Twelve-week moving average of SOI and the 2-week moving average of maximum temperature may be important factors influencing the temporal distribution of the weekly occurrence of autochthonous cases caused by specific DENV serotypes in Cairns. Our findings suggest that the likelihoods of the occurrence of the four serotypes might be unequal under the same environmental conditions and vary with changes in global and local environments. Knowledge of the association between the occurrence of DENV serotypes and global climate and local environmental variability might be important for guiding improvements in allocating resources for disease prevention and control. Such interventions currently rely on vector control methods but may in the future include vaccines. Understanding the predictors of different serotypes might prove helpful in establishing optimal vaccination programmes and quantifying the risk and population health burden of severe dengue infections. Moreover, this study suggests that the role of global climate change in the transmission dynamics of the four DENV serotypes needs further work to inform future dengue control.
Study site and data collection
Cairns (latitude 16.55°S, longitude 145.46°E) is the second-largest city in north Queensland and is a popular destination for domestic and international travellers. Cairns experiences a tropical climate with wet and dry seasons throughout the year. The highest and lowest annual mean temperatures are approximately 31°C and 18°C, respectively40. Annual mean total rainfall is 2008 mm41. Variability of climate in Australia is often related to changes in Southern Oscillation Index (SOI). Typically, Cairns experiences a reduction in rainfall during an El Niño episode and wetter weather than usual during a La Niña episode.
Data on the numbers of daily confirmed autochthonous and imported dengue cases between 1st January 2000 and 31st December 2009 were obtained from Queensland Health (the Queensland State government health authority). Approximately 19.8% of dengue cases with an unknown country of origin, or unknown DENV serotype, were excluded from the analysis. Imported dengue cases were defined as confirmed patients with a travel history to dengue endemic regions in the past 12 days. Autochthonous dengue cases had not recently experienced overseas travel27.
Daily minimum and maximum temperature, daily relative humidity and daily rainfall for 1st January 2000 to 31st December 2009 were obtained from the Australian Bureau of Meteorology.

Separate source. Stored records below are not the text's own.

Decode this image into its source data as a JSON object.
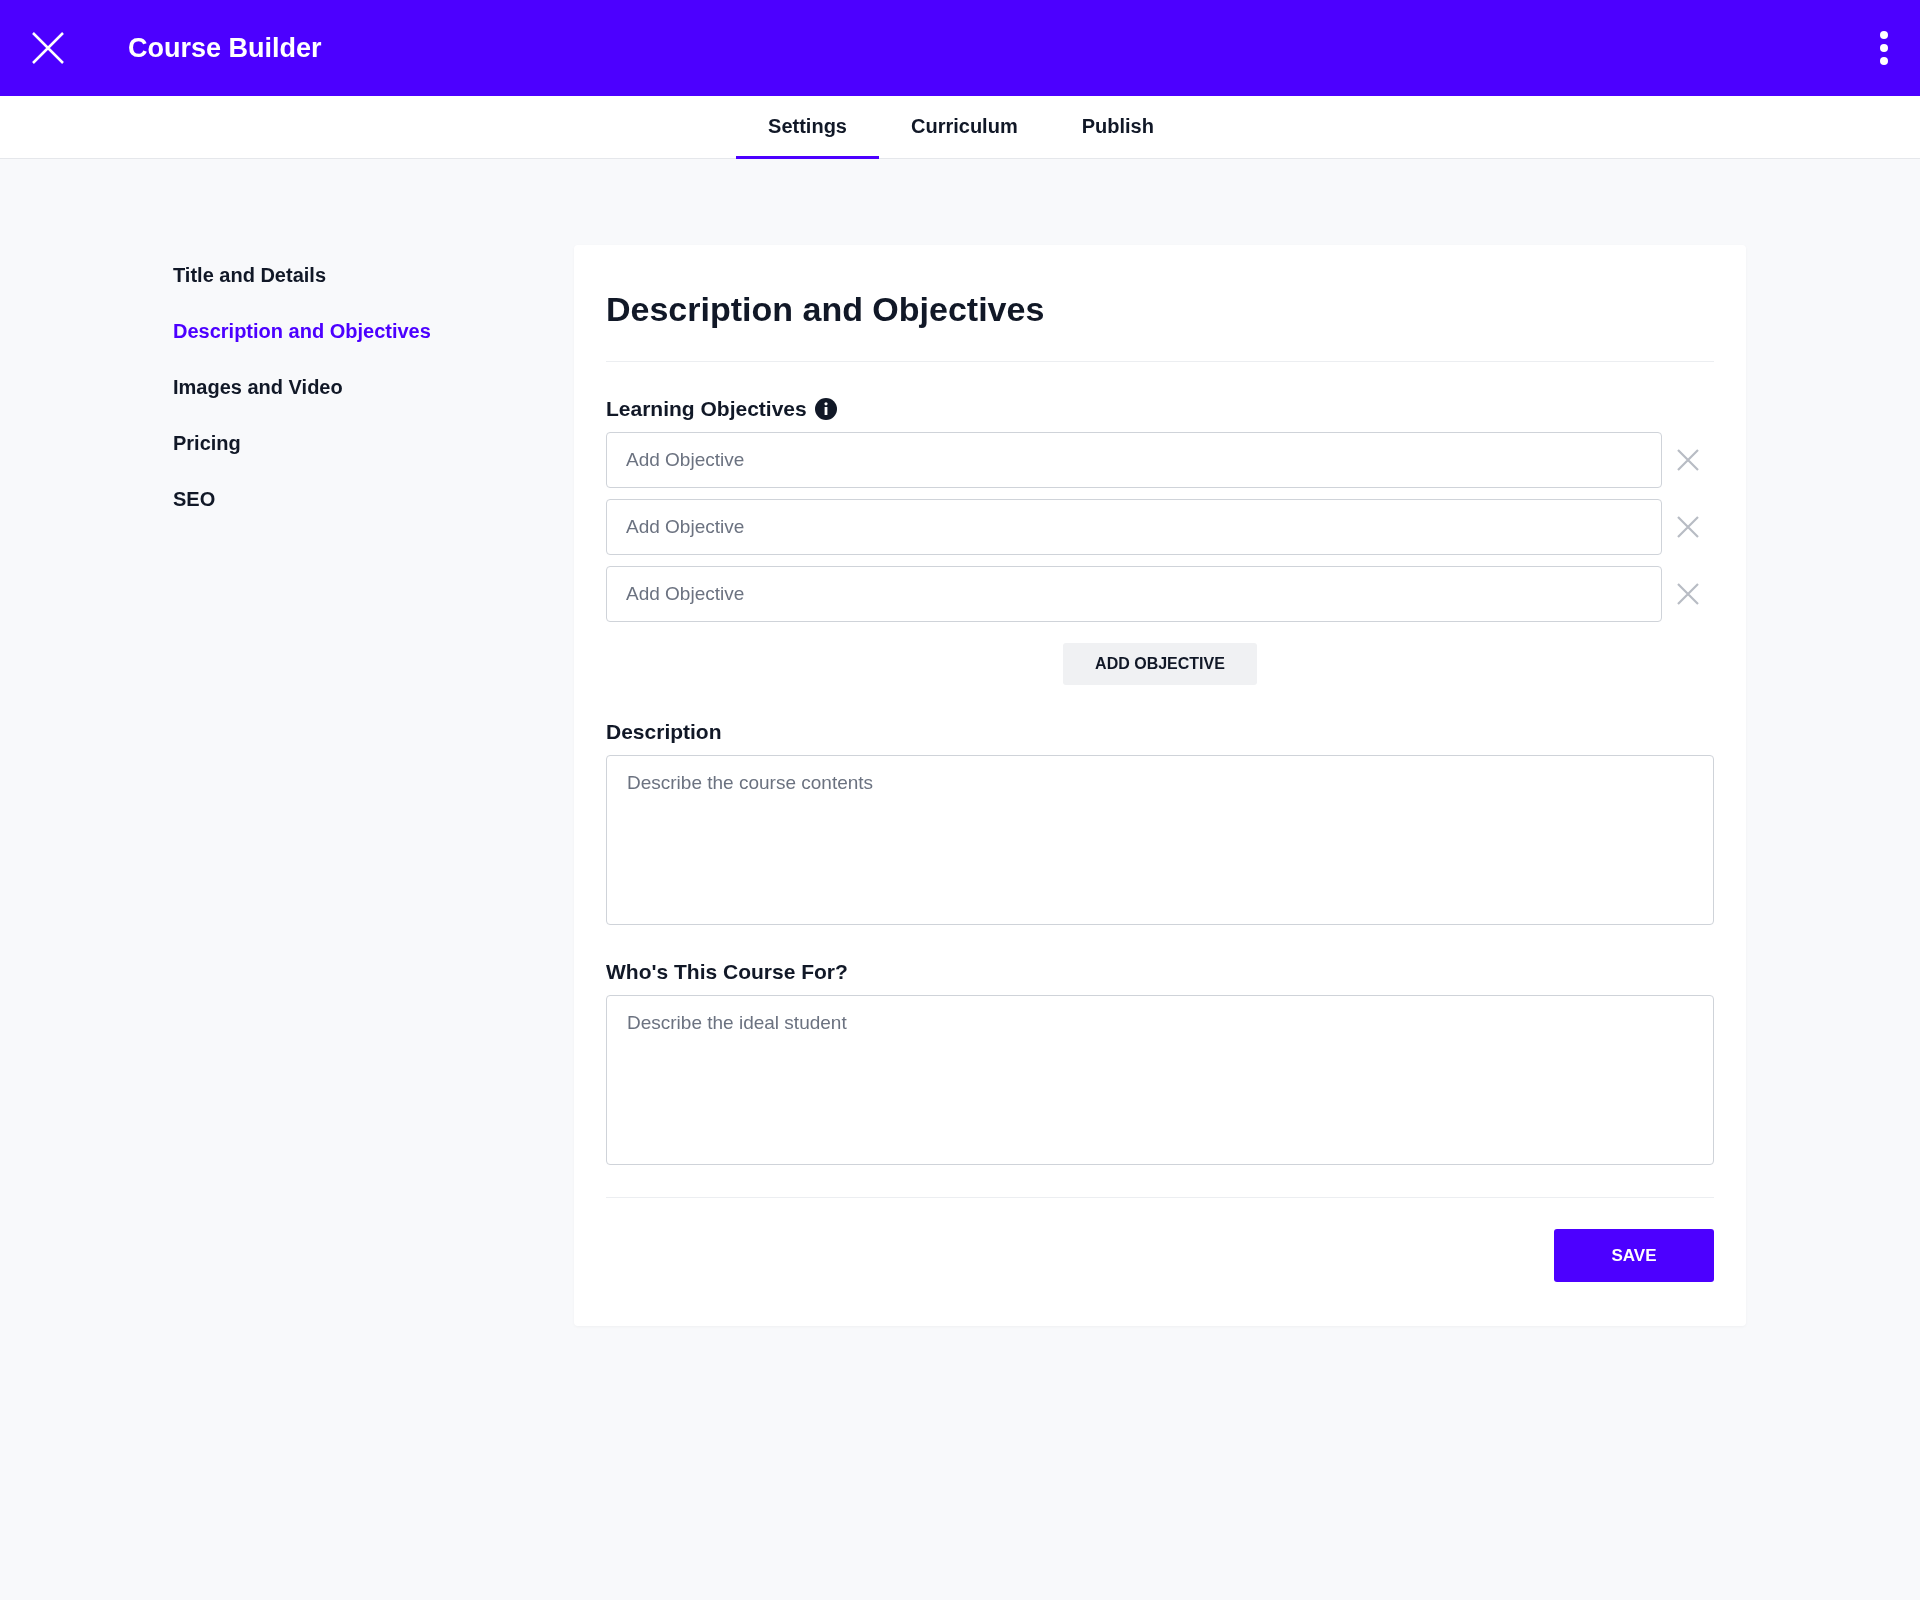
{
  "header": {
    "title": "Course Builder"
  },
  "tabs": [
    {
      "label": "Settings",
      "selected": true
    },
    {
      "label": "Curriculum",
      "selected": false
    },
    {
      "label": "Publish",
      "selected": false
    }
  ],
  "sidebar": {
    "items": [
      {
        "label": "Title and Details",
        "selected": false
      },
      {
        "label": "Description and Objectives",
        "selected": true
      },
      {
        "label": "Images and Video",
        "selected": false
      },
      {
        "label": "Pricing",
        "selected": false
      },
      {
        "label": "SEO",
        "selected": false
      }
    ]
  },
  "panel": {
    "title": "Description and Objectives",
    "objectives": {
      "label": "Learning Objectives",
      "fields": [
        {
          "placeholder": "Add Objective"
        },
        {
          "placeholder": "Add Objective"
        },
        {
          "placeholder": "Add Objective"
        }
      ],
      "add_button": "ADD OBJECTIVE"
    },
    "description": {
      "label": "Description",
      "placeholder": "Describe the course contents"
    },
    "audience": {
      "label": "Who's This Course For?",
      "placeholder": "Describe the ideal student"
    },
    "save_button": "SAVE"
  }
}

In this study, the SOI was used to assess global climatic variability since SOI describes interannual climate variability and the pattern of the ENSO cycle in the Pacific Ocean. SOI is calculated from the daily fluctuations in the Seal Level Pressure difference between Tahiti and Darwin. SOI is typically used to estimate the intensity of El Niño and La Niña events (two extreme events in the ENSO cycle) and to predict trends in climate variability globally. SOI yields constant negative values for a period of months when an El Niño episode is developing. Typically, the global climate experiences an El Niño episode when SOI values are negative and a La Niña episode when the SOI is positive42. Daily SOI was obtained from the Queensland Government, Australia43.

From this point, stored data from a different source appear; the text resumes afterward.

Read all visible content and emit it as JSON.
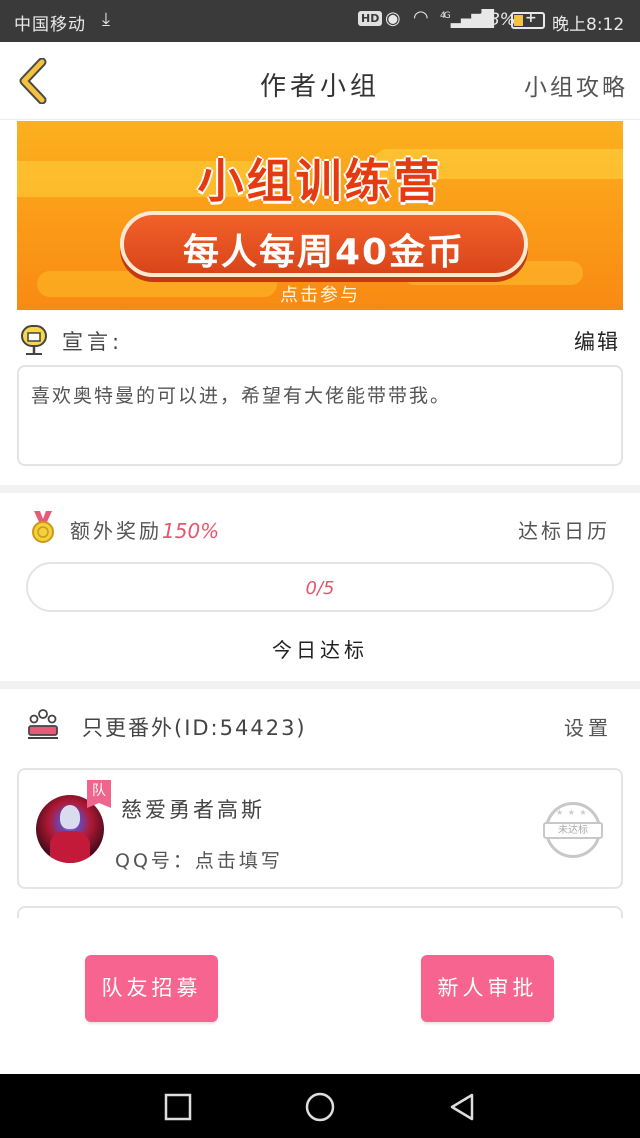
{
  "status_bar": {
    "carrier": "中国移动",
    "download_icon": "download-icon",
    "hd_badge": "HD",
    "network": "4G",
    "battery_percent": "18%",
    "time": "晚上8:12"
  },
  "nav": {
    "back_icon": "chevron-left-icon",
    "title": "作者小组",
    "right_link": "小组攻略"
  },
  "banner": {
    "title": "小组训练营",
    "subtitle": "每人每周40金币",
    "cta": "点击参与"
  },
  "declaration": {
    "icon": "mailbox-icon",
    "label": "宣言:",
    "edit_label": "编辑",
    "text": "喜欢奥特曼的可以进，希望有大佬能带带我。"
  },
  "reward": {
    "icon": "medal-icon",
    "label": "额外奖励",
    "percent": "150%",
    "calendar_link": "达标日历",
    "progress_text": "0/5",
    "progress_fraction": 0,
    "today_label": "今日达标"
  },
  "group": {
    "icon": "group-icon",
    "name": "只更番外(ID:54423)",
    "settings_label": "设置",
    "members": [
      {
        "badge": "队",
        "name": "慈爱勇者高斯",
        "qq": "QQ号：点击填写",
        "stamp": "未达标"
      }
    ]
  },
  "buttons": {
    "recruit": "队友招募",
    "approve": "新人审批"
  },
  "colors": {
    "accent_pink": "#f6648f",
    "reward_red": "#e8566c",
    "banner_orange": "#fb9a17",
    "back_yellow": "#f4c23c"
  }
}
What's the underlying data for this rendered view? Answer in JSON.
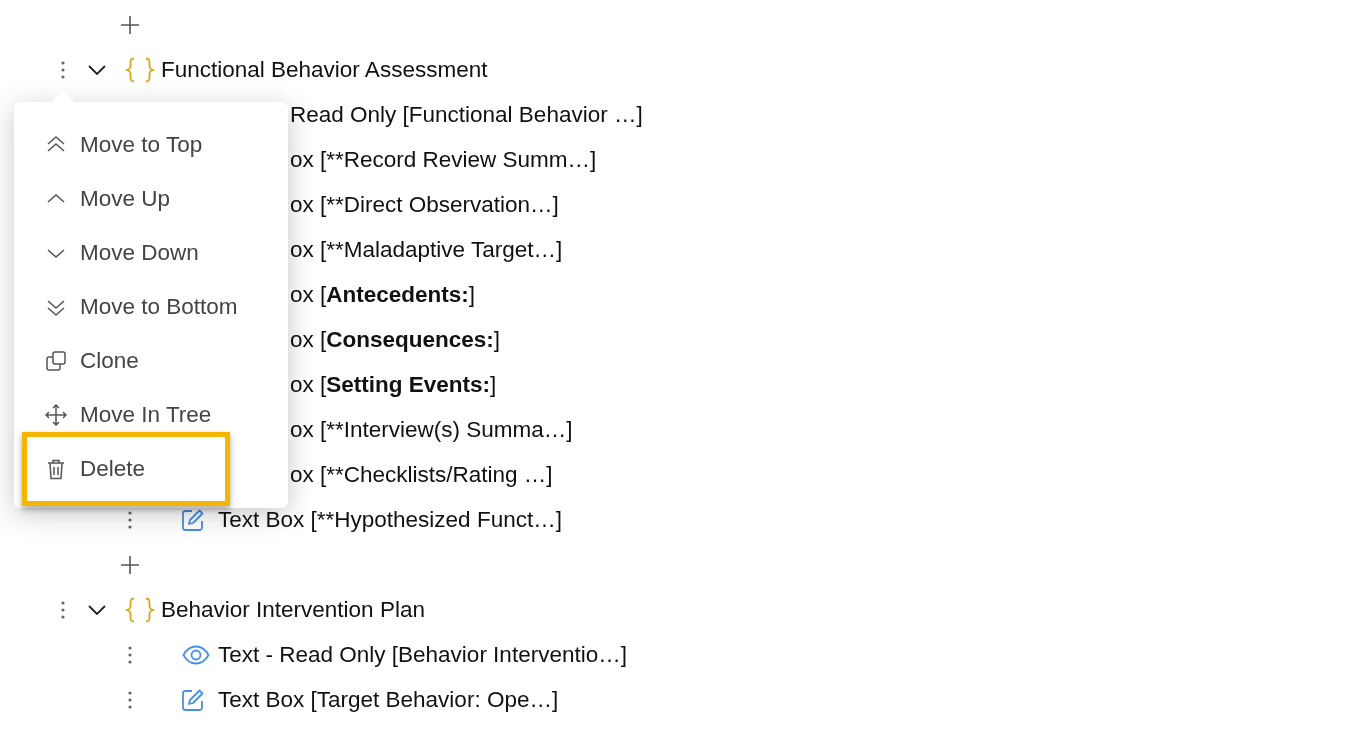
{
  "tree": [
    {
      "kind": "add"
    },
    {
      "kind": "group",
      "label": "Functional Behavior Assessment",
      "expanded": true,
      "children": [
        {
          "text": "Read Only [Functional Behavior …]"
        },
        {
          "text": "ox [**Record Review Summ…]"
        },
        {
          "text": "ox [**Direct Observation…]"
        },
        {
          "text": "ox [**Maladaptive Target…]"
        },
        {
          "text": "ox [",
          "bold": "Antecedents:",
          "after": "]"
        },
        {
          "text": "ox [",
          "bold": "Consequences:",
          "after": "]"
        },
        {
          "text": "ox [",
          "bold": "Setting Events:",
          "after": "]"
        },
        {
          "text": "ox [**Interview(s) Summa…]"
        },
        {
          "text": "ox [**Checklists/Rating …]"
        },
        {
          "kind": "text_box",
          "text": "Text Box [**Hypothesized Funct…]"
        }
      ]
    },
    {
      "kind": "add"
    },
    {
      "kind": "group",
      "label": "Behavior Intervention Plan",
      "expanded": true,
      "children": [
        {
          "kind": "read_only",
          "text": "Text - Read Only [Behavior Interventio…]"
        },
        {
          "kind": "text_box",
          "text": "Text Box [Target Behavior: Ope…]"
        }
      ]
    }
  ],
  "menu": {
    "items": [
      {
        "kind": "top",
        "label": "Move to Top",
        "highlighted": false
      },
      {
        "kind": "up",
        "label": "Move Up",
        "highlighted": false
      },
      {
        "kind": "down",
        "label": "Move Down",
        "highlighted": false
      },
      {
        "kind": "bottom",
        "label": "Move to Bottom",
        "highlighted": false
      },
      {
        "kind": "clone",
        "label": "Clone",
        "highlighted": false
      },
      {
        "kind": "move",
        "label": "Move In Tree",
        "highlighted": false
      },
      {
        "kind": "delete",
        "label": "Delete",
        "highlighted": true
      }
    ]
  }
}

Statistical analysis and modelling
In this study, the number of autochthonous cases was very skew between the four DENV serotypes during the study period. Hence, we used the weekly occurrence of each of the four serotypes instead of using the weekly number of cases caused by the four serotypes in order to make the data less skewed, particularly to DENV-1 and DENV-4. Data on the weekly occurrence of the four autochthonous DENV serotypes were available for a total of 125 weeks between 1st January 2000 and 31st December 2009. A classification tree model was used to determine threshold effects of hierarchical relationships between environmental factors and the occurrence of the four autochthonous DENV serotypes44. In the model, the dependent variable was a categorical variable with four categories (i.e., DENV-1 to -4). The independent variables were the strength of the ENSO45,46, local meteorological data and importation of specific DENV serotypes, each of which has biologically plausible impact on dengue transmission due, for example, to potential impacts on extrinsic incubation period (e.g. 8–12 days) and intrinsic incubation periods (e.g. 4–10 days) in the mosquito and human47. Specific variables included minimum and maximum temperature, relative humidity and rainfall, at a lag of 1 week, the presence of reported imported cases of each DENV serotype at lags of 1–5 weeks, 2–4 week moving averages of local weather and 8 and 12-week moving averages of SOI.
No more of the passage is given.